Das kreative Universum

Eine Filmkritik von Joachim Kurz

Gretchenfragen zwischen Wissenschaft und Spiritualität

Sind die Naturwissenschaften und die Religion wirklich in unserer materialistischen Welt miteinander unvereinbar? Oder sind die Gegensätze zwischen Glauben und Wissen nicht letzten Endes unüberbrückbar? Es scheint beinahe so. In den ersten Szenen seines Films Das kreative Universum macht Rüdiger Sünner klar, dass die Anschläge des 11. September 2001 sich nicht nur gegen die USA wandten, sondern auch auf unser gesamtes, naturwissenschaftlich-materialistisches Weltbild abzielten. Und zugleich erleben Naturreligionen, esoterische Strömungen, fernöstliche Spiritualität und andere Formen der Sinnsuche gerade in unserer Zeit einen ungeheuren Zustrom. Beinahe scheint es so, also beflügele der wissenschaftliche Skeptizismus auf der anderen Seite die (Gut)Gläubigkeit – frei nach G.K. Chesterton, der vor etlichen Jahrzehnten bereits feststellte: „Wenn Menschen aufhören, an Gott zu glauben, dann glauben sie nicht an nichts, sondern an alles Mögliche. Das ist die Chance der Propheten – und sie kommen in Scharen.“
Propheten sind es nicht, die Sünner für seinen Thesenfilm aufbietet, dafür kommt aber eine Vielzahl verschiedenster Experten aus den Naturwissenschaften und anderen Disziplinen zu Wort – und beinahe alle dieser Interviewten würde sich wohl selbst mit dem arg in Verruf gekommenen Begriff „Querdenker“ bezeichnen. Dennoch befindet sich unter ihnen trotz unterschiedlichster Disziplinen und geistigen Differenzen niemand, der ernsthaft die Evolutionstheorie in Frage stellen würde. Kreationisten und Anhänger des so genannten „Intelligent Design“ befinden sich nicht unter ihnen. Man dürfe sich Gott eben nicht als eine Art Ingenieur vorstellen, der die Welt nach einem feststehenden Bauplan erschaffen habe, stellt der amerikanische Jesuit und Astronom George Coyne an einer Stelle des Filmes fest. Vielmehr – und darin stimmen fast alle der Befragten überein – sei in der Evolution viel Platz für Zufälle, für Prozesse, die eine kreative Eigendynamik entwickeln. Und gerade hierin liege das Wunderbare in unserem kreativen Universum.

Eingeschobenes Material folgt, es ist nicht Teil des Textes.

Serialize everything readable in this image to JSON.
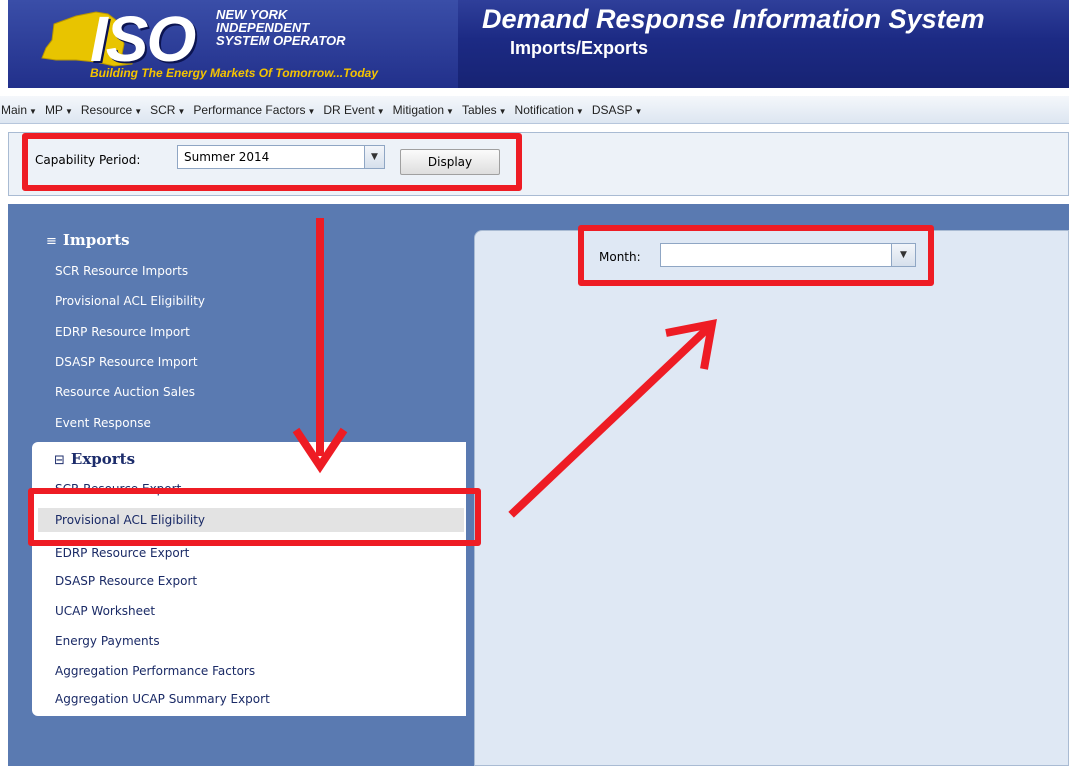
{
  "header": {
    "logo_text": "ISO",
    "logo_org_lines": [
      "NEW YORK",
      "INDEPENDENT",
      "SYSTEM OPERATOR"
    ],
    "logo_tagline": "Building The Energy Markets Of Tomorrow...Today",
    "title": "Demand Response Information System",
    "subtitle": "Imports/Exports"
  },
  "menu": [
    {
      "label": "Main"
    },
    {
      "label": "MP"
    },
    {
      "label": "Resource"
    },
    {
      "label": "SCR"
    },
    {
      "label": "Performance Factors"
    },
    {
      "label": "DR Event"
    },
    {
      "label": "Mitigation"
    },
    {
      "label": "Tables"
    },
    {
      "label": "Notification"
    },
    {
      "label": "DSASP"
    }
  ],
  "toolbar": {
    "capability_label": "Capability Period:",
    "capability_value": "Summer 2014",
    "display_button": "Display"
  },
  "sidebar": {
    "imports_title": "Imports",
    "imports_items": [
      "SCR Resource Imports",
      "Provisional ACL Eligibility",
      "EDRP Resource Import",
      "DSASP Resource Import",
      "Resource Auction Sales",
      "Event Response"
    ],
    "exports_title": "Exports",
    "exports_items": [
      "SCR Resource Export",
      "Provisional ACL Eligibility",
      "EDRP Resource Export",
      "DSASP Resource Export",
      "UCAP Worksheet",
      "Energy Payments",
      "Aggregation Performance Factors",
      "Aggregation UCAP Summary Export"
    ],
    "selected_export_index": 1
  },
  "main": {
    "month_label": "Month:",
    "month_value": ""
  },
  "colors": {
    "header_blue": "#1c2a84",
    "sidebar_blue": "#5a7ab1",
    "tagline_yellow": "#f5c400",
    "annotation_red": "#ee1c24",
    "panel_bg": "#dfe8f4"
  },
  "icons": {
    "dropdown_arrow": "chevron-down-icon",
    "section_toggle": "collapse-square-icon",
    "menu_caret": "caret-down-icon"
  }
}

Man merkt dem Filmemacher Rüdiger Sünner durchaus an, dass er aus der Philosophie kommt. Dennoch ist der Film durchweg gut verständlich – wenn man von den häufigen englischen und mit deutschen Untertiteln versehenen Statements einmal absieht. Dennoch erfordert der film höchste Konzentration, was vor allem an den zahlreichen „talking heads“ liegt, die wir immer wieder sehen und die dafür sorgen, dass man manchmal eine gewisse Leichtigkeit vermisst, die dem Film gerade angesichts seines Themas gut zu Gesicht gestanden hätte.

Hinzu kommen einige Holprigkeiten beim Off-Kommentar, so etwa, wenn zu Beginn des Films gesagt wird, die 9/11-Attentäter seien „irregeleitete Fanatiker“ – gerade so, als sei nicht jede Form des Fanatismus per se irregeleitet. Merkwürdig nimmt es sich auch aus, wenn die zu Worte kommenden Experten sich immer wieder auf den wissenschaftlichen Dogmatismus beziehen, den religiös-spirituellen Dogmatismus aber meist außer Acht lassen – wenn man von den eingangs erwähnten „irregeleiteten Fanatikern“ einmal absieht.

Dass das Denken abseits der fest gefügten Formen und Disziplinen ein echtes Abenteuer sein kann, dass das scheinbar Unvereinbare gerade dann besonders reizvoll ist, wenn es zusammengedacht wird, spürt man am Ende des Films zwar durchaus. Es wäre aber noch schöner gewesen, wenn man dies auch gesehen hätte.

Das kreative Universum

Sind die Naturwissenschaften und die Religion wirklich in unserer materialistischen Welt miteinander unvereinbar? Oder sind die Gegensätze zwischen Glauben und Wissen nicht letzten Endes unüberbrückbar? Es scheint beinahe so.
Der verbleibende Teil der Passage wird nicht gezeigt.